For simplicity, presume the multi-core machines can do everything in parallel until the final merge step. All of the CPUs have the exact same instruction set and have the same rate of execution for each core, and the clock rates for all machines/cores are equal. However, the time to transfer the sorted sublists back to the master routine is given in clock cycles per list element - and does depend on the number of cores.

We'll consider 3 CPU designs:

- CPU 1:
- Single core.
- CPU 2 :
- 2 cores.
- Time to message between CPUs: 70 CC / element
- CPU 3:
- 4 cores.
- Time to message between CPUs: 120 CC / element

Additionally (so you don't have to extract data from your code), you can simply assume that on each core:

- the Split(L) function takes 2 CC per element in $L$
- the Merge(L1, L2) function takes 15 CC per element in L1 or L2.

Finally, recall that the depth of recursion for a mergesort will be logarithmic (base 2) - specifically, for a power-of-two input size $2^{\mathrm{N}}$, there will be $\mathrm{N}+1$ levels of recursion in Core_Mergesort (since the recursion bottoms out at $\mathrm{N}=0$, not 1 .

Find the fastest CPU for each of the following input sizes: 64, 256, 2048 elements. Explain why you believe a given CPU is best for a each of the above data sizes. What do these results suggest if you're writing / compiling code that can be parallelized?

## 6. What to turn in:

A typed lab report that contains the following:

- An answer (with quantitative justification) to the question in Section 3-5.

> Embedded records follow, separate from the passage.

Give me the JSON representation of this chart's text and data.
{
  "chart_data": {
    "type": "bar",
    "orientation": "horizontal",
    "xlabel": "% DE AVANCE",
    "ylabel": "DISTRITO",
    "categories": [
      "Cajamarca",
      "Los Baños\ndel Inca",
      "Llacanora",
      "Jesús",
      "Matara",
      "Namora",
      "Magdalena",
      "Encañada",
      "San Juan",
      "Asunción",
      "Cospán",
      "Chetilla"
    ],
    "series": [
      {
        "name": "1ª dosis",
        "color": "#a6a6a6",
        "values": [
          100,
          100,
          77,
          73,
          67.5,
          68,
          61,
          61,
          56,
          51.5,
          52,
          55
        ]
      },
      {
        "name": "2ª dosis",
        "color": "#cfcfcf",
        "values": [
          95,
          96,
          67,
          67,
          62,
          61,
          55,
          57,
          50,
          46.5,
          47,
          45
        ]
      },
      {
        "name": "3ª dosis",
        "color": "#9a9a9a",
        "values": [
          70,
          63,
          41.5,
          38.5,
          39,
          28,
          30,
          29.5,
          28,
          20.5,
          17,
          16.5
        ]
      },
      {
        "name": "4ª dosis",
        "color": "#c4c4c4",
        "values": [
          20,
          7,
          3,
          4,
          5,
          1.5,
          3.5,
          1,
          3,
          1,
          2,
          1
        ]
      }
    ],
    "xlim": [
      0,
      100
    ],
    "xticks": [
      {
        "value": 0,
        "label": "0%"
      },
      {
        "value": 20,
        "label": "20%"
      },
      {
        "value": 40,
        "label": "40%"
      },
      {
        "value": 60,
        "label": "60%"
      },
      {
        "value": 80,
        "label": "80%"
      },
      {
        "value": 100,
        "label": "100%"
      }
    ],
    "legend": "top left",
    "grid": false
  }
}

[^0]:    ${ }^{1}$ The term itself-tera-scale-refers to the terabytes of data that must be handled by platforms capable of teraflops of computing performance. That's a thousand times more compute capability than is available in today's giga-scale devices.

[^1]:    ${ }^{2}$ Recall that this is simply the inverse of CPI.

[^2]:    ${ }^{3}$ i.e. if we are not running jobs, other users' jobs can run on these nodes; however, if we submit jobs, our jobs will be scheduled and the jobs running on our nodes will be returned to the queue.